General knowledge about information security, data processing and information system architecture would be beneficial.

No formal requirements over and above the admission requirements.

Knowledge

On successful completion of this course the student has:

• knowledge of basic legal privacy concepts and data protection regulations and will be able to apply them in systems analysis and design
• knowledge of concepts of privacy by design and privacy impact assessment and the ability to compare different assessment methods
• applicable knowledge of principles of architectural tactics for privacy and privacy patterns.

Skills

On successful completion of this course the student can:

• map legal privacy principles to technical privacy concepts
• design and plan solutions that map security and privacy goals to mitigation mechanisms and technologies
• apply privacy by design and analyze software architectures using privacy impact assessments

• apply appropriate architectural tactics for privacy and privacy patterns in order to derive and create solutions that mitigate privacy risks

General competence

On successful completion of this course the student can:

• explain and apply their knowledge of security and privacy enhancing technologies

• Online course material for preparatory reading (flipped classroom approach)
• Bi-weekly lecture and case discussions
• Bi-weekly presentations of student home assignment cases

The following required coursework must be approved before the student can take the exam:

One group assignment (2-5 students) consisting two parts: a report and a presentation.

Individual written exam, 3 hours.
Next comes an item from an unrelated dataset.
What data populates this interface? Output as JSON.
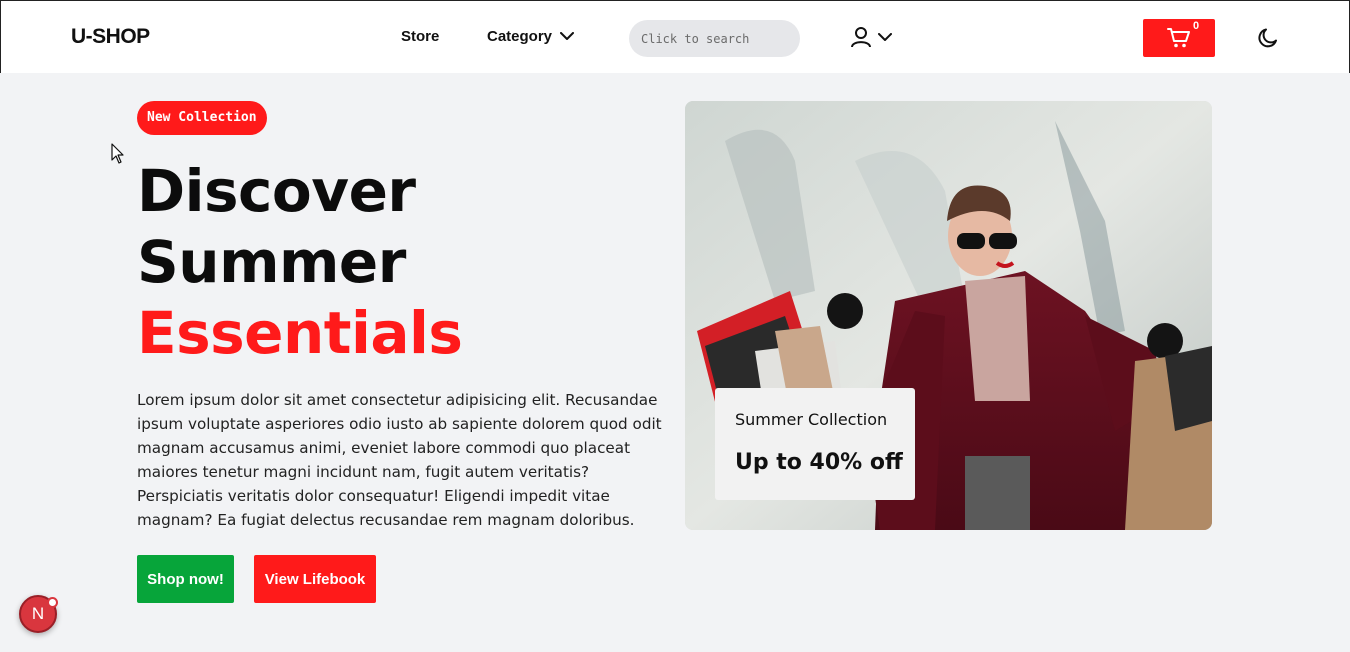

The exam result can be appealed.

New/postponed exam: In case of failed exam or legal absence, the student may apply for a new or postponed exam. New or postponed exams are offered within a reasonable time span following the regular exam. The student is responsible for registering for a new/postponed exam within the time limits set by OsloMet. The Regulations for new or postponed examinations are available in Regulations relating to studies and examinations at OsloMet.

None.

A-F

Two internal examiners. External examiner is used periodically.